A snow-swept journey to the ends of the Earth continues Cameron's exploration of defamiliarized landscapes and the intricacies of human relationships.
A husband and wife arrive by train into the endless winter night of a mysterious Arctic region. The woman is dying of cancer; as her body erodes, her connection to—and patience for—her husband vanishes with it, but after suffering a succession of pregnancy losses throughout their marriage, she is determined to provide him with a family, a child, before she dies. They have come to the town of Borgarfjaroasysla (like Cameron's Andorra before it, a name that recalls a real place but which is released from the confines of reality through a reimagined geography and, in this case, a slightly different name) to claim a foundling at the local orphanage, the only place on Earth, given their age and the woman's failing health, that would agree to an adoption. They settle into the vast Borgarfjaroasysla Grand Imperial Hotel, bedecked in the antiquated opulence of a bygone era and, like the town around it, sparsely occupied but filled with eerie tensions.
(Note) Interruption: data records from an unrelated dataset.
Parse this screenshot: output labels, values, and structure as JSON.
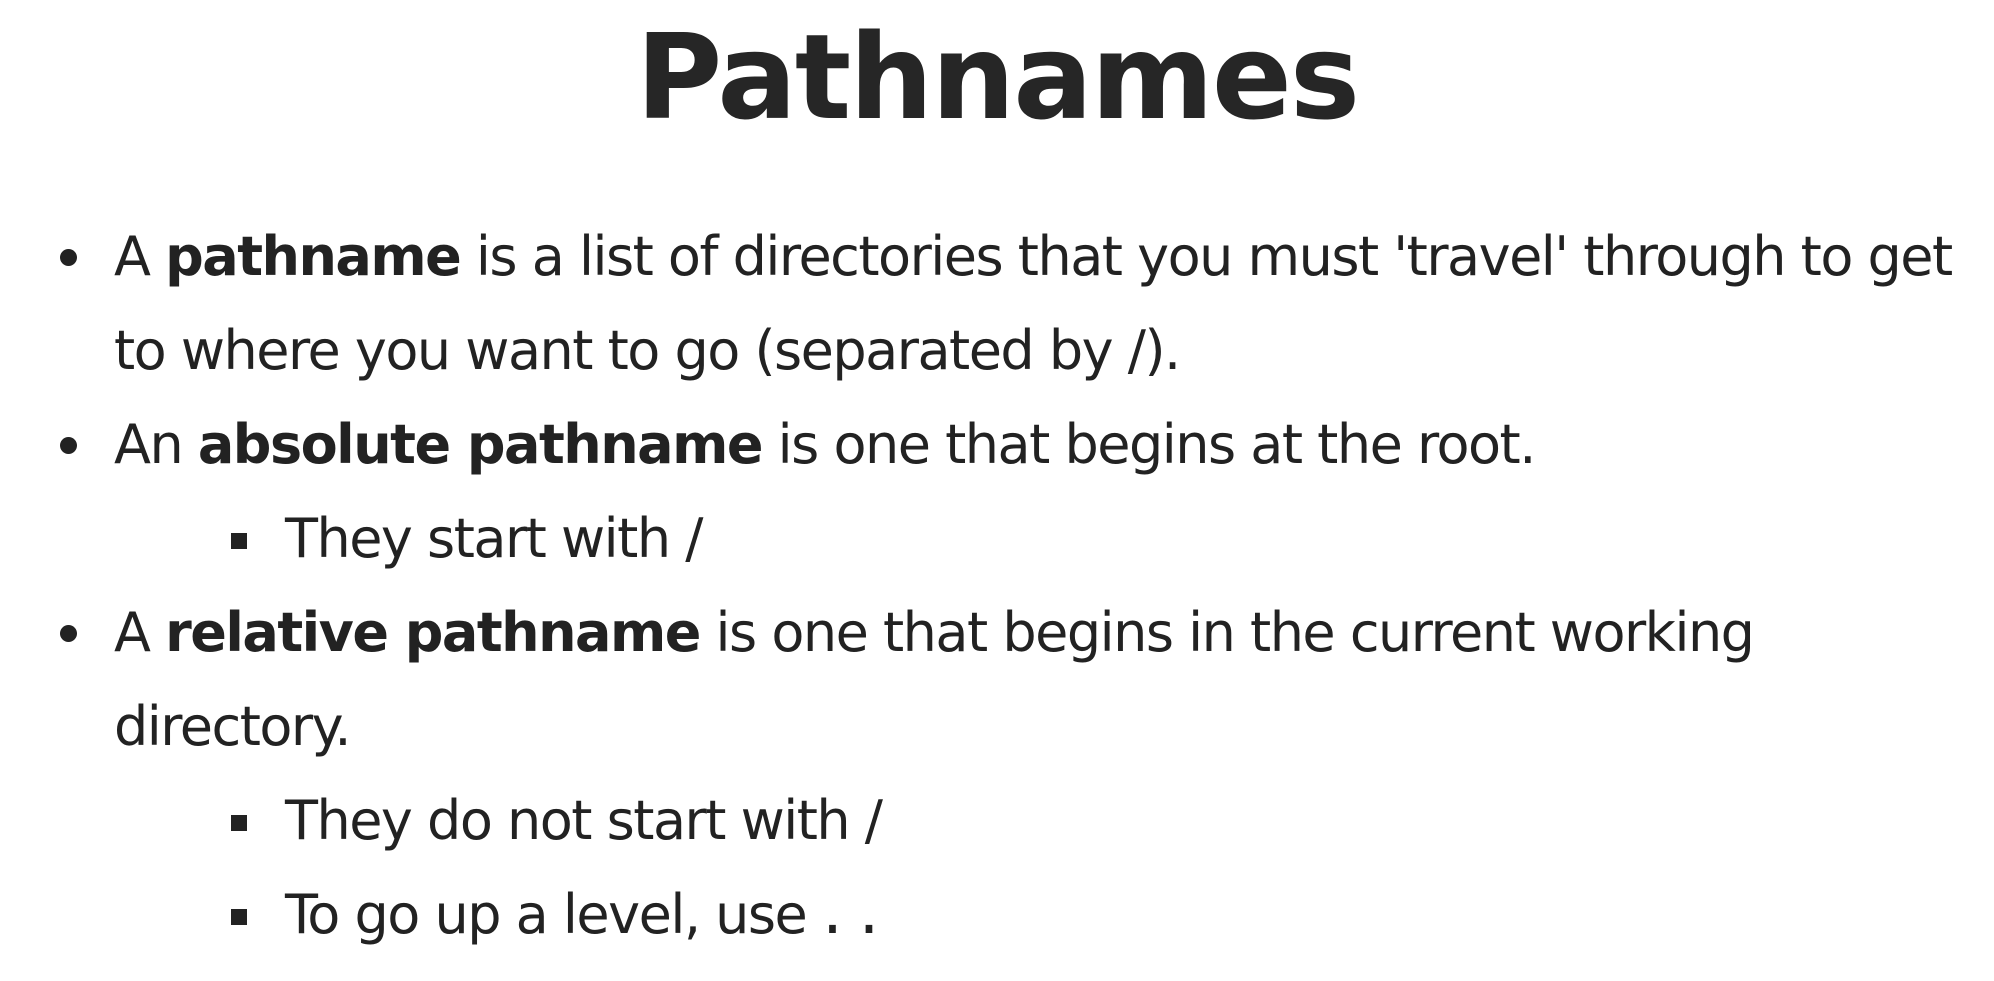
{
  "title": "Pathnames",
  "bullets": [
    {
      "pre": "A ",
      "bold": "pathname",
      "post": " is a list of directories that you must 'travel' through to get to where you want to go (separated by /)."
    },
    {
      "pre": "An ",
      "bold": "absolute pathname",
      "post": " is one that begins at the root.",
      "sub": [
        "They start with /"
      ]
    },
    {
      "pre": "A ",
      "bold": "relative pathname",
      "post": " is one that begins in the current working directory.",
      "sub": [
        "They do not start with /"
      ],
      "sub_code_item": {
        "text": "To go up a level, use",
        "code": ".."
      }
    }
  ]
}
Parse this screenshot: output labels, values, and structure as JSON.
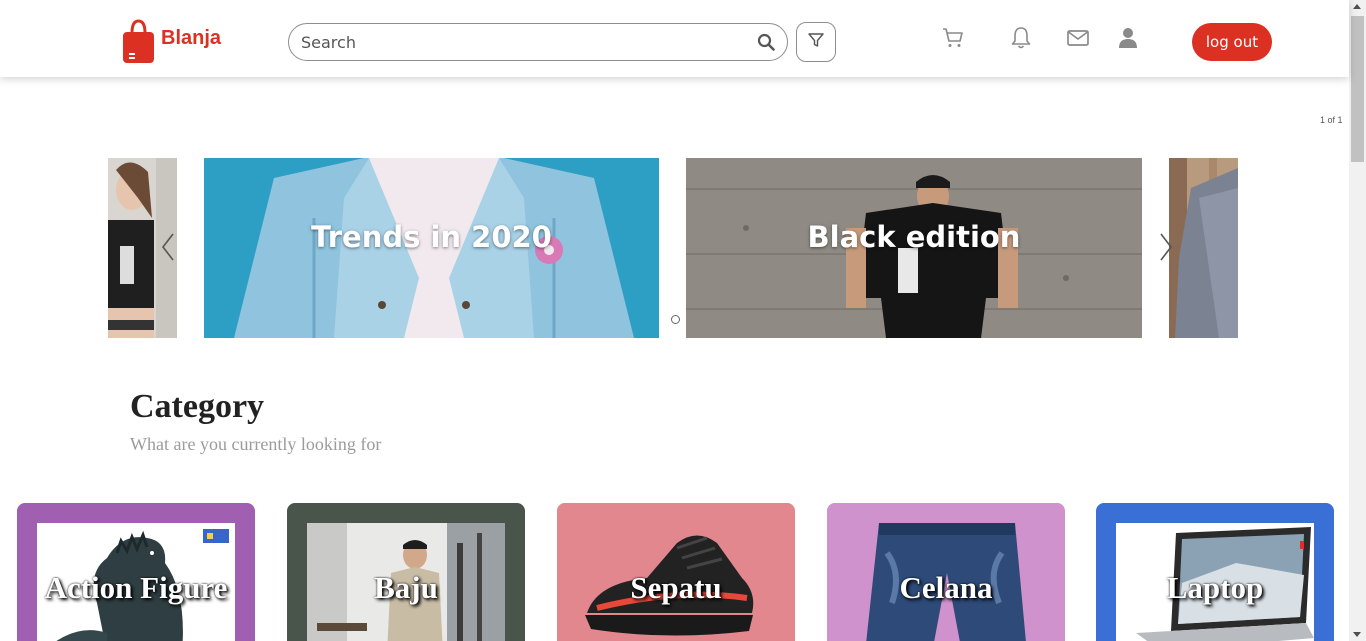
{
  "brand": {
    "name": "Blanja",
    "color": "#db3022"
  },
  "search": {
    "placeholder": "Search"
  },
  "nav": {
    "icons": [
      "cart-icon",
      "bell-icon",
      "mail-icon",
      "user-icon"
    ],
    "logout_label": "log out"
  },
  "carousel": {
    "counter": "1 of 1",
    "slides": [
      {
        "title": ""
      },
      {
        "title": "Trends in 2020"
      },
      {
        "title": "Black edition"
      },
      {
        "title": ""
      }
    ]
  },
  "category": {
    "title": "Category",
    "subtitle": "What are you currently looking for",
    "items": [
      {
        "label": "Action Figure",
        "color": "#a05fb0"
      },
      {
        "label": "Baju",
        "color": "#49544a"
      },
      {
        "label": "Sepatu",
        "color": "#e2878e"
      },
      {
        "label": "Celana",
        "color": "#cf92cc"
      },
      {
        "label": "Laptop",
        "color": "#3a6fd6"
      }
    ]
  }
}
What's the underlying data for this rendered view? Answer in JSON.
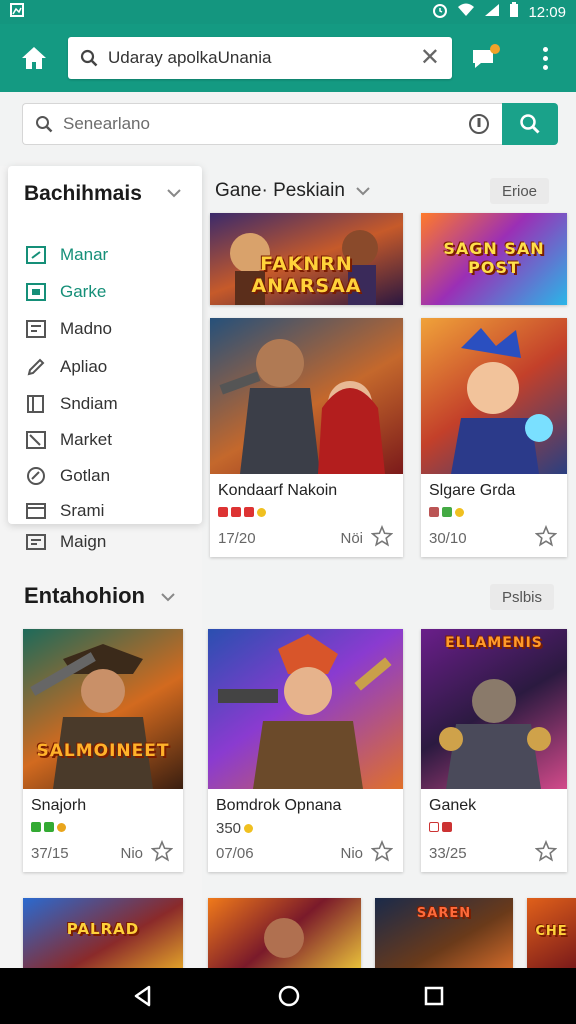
{
  "status_bar": {
    "time": "12:09"
  },
  "app_bar": {
    "url": "Udaray apolkaUnania",
    "accent": "#149a82"
  },
  "search": {
    "placeholder": "Senearlano"
  },
  "categories": {
    "title": "Bachihmais",
    "items": [
      {
        "label": "Manar",
        "icon": "game-icon"
      },
      {
        "label": "Garke",
        "icon": "square-icon"
      },
      {
        "label": "Madno",
        "icon": "media-icon"
      },
      {
        "label": "Apliao",
        "icon": "pencil-icon"
      },
      {
        "label": "Sndiam",
        "icon": "book-icon"
      },
      {
        "label": "Market",
        "icon": "tag-icon"
      },
      {
        "label": "Gotlan",
        "icon": "badge-icon"
      },
      {
        "label": "Srami",
        "icon": "window-icon"
      }
    ],
    "extra_item": "Maign"
  },
  "section2": {
    "title": "Entahohion",
    "pill": "Pslbis"
  },
  "main": {
    "header": "Gane· Peskiain",
    "pill": "Erioe"
  },
  "banners": [
    {
      "art_text": "FAKNRN ANARSAA"
    },
    {
      "art_text": "SAGN SAN POST"
    }
  ],
  "cards": [
    {
      "name": "Kondaarf Nakoin",
      "meta": "17/20",
      "rating": "Nöi",
      "art_text": ""
    },
    {
      "name": "Slgare Grda",
      "meta": "30/10",
      "rating": "",
      "art_text": ""
    },
    {
      "name": "Snajorh",
      "meta": "37/15",
      "rating": "Nio",
      "art_text": "SALMOINEET"
    },
    {
      "name": "Bomdrok Opnana",
      "meta": "07/06",
      "rating": "Nio",
      "art_text": "",
      "price": "350"
    },
    {
      "name": "Ganek",
      "meta": "33/25",
      "rating": "",
      "art_text": "ELLAMENIS"
    }
  ],
  "bottom_row": [
    {
      "art_text": "PALRAD"
    },
    {
      "art_text": ""
    },
    {
      "art_text": "SAREN"
    },
    {
      "art_text": "CHE"
    }
  ]
}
On their first night there, the man ventures down to the hotel bar, a dark, low-ceilinged burrow emanating a red glow through a glass-beaded curtain. Here, over snifters of the regional specialty, a curious liqueur made of lichen "tinged with the silvery blue glow that snow reflects at twilight," he meets a striking, eccentric old woman named Livia Pinheiro-Rima, who quickly assumes a role in the couple's life that's half meddlesome spirit, half fairy godmother. The next morning, rather than delivering them to the orphanage to meet their son, their taxi deposits them at the home of Brother Emmanuel, a renowned healer and the only draw for travelers to the town besides the orphanage, whom Livia has decided the woman needs more than she needs a baby. Having ferried his wife to this enchanted hinterland on the threshold of eternity, where life, nature, and time flow to a dilated rhythm and she embraces the metamorphosis that awaits her, the man emerges, ambivalently, at times reluctantly, into a transformation of his own.
A dreamy fable confronting love, death, and our inevitable inadequacy yet persistence in the face of both.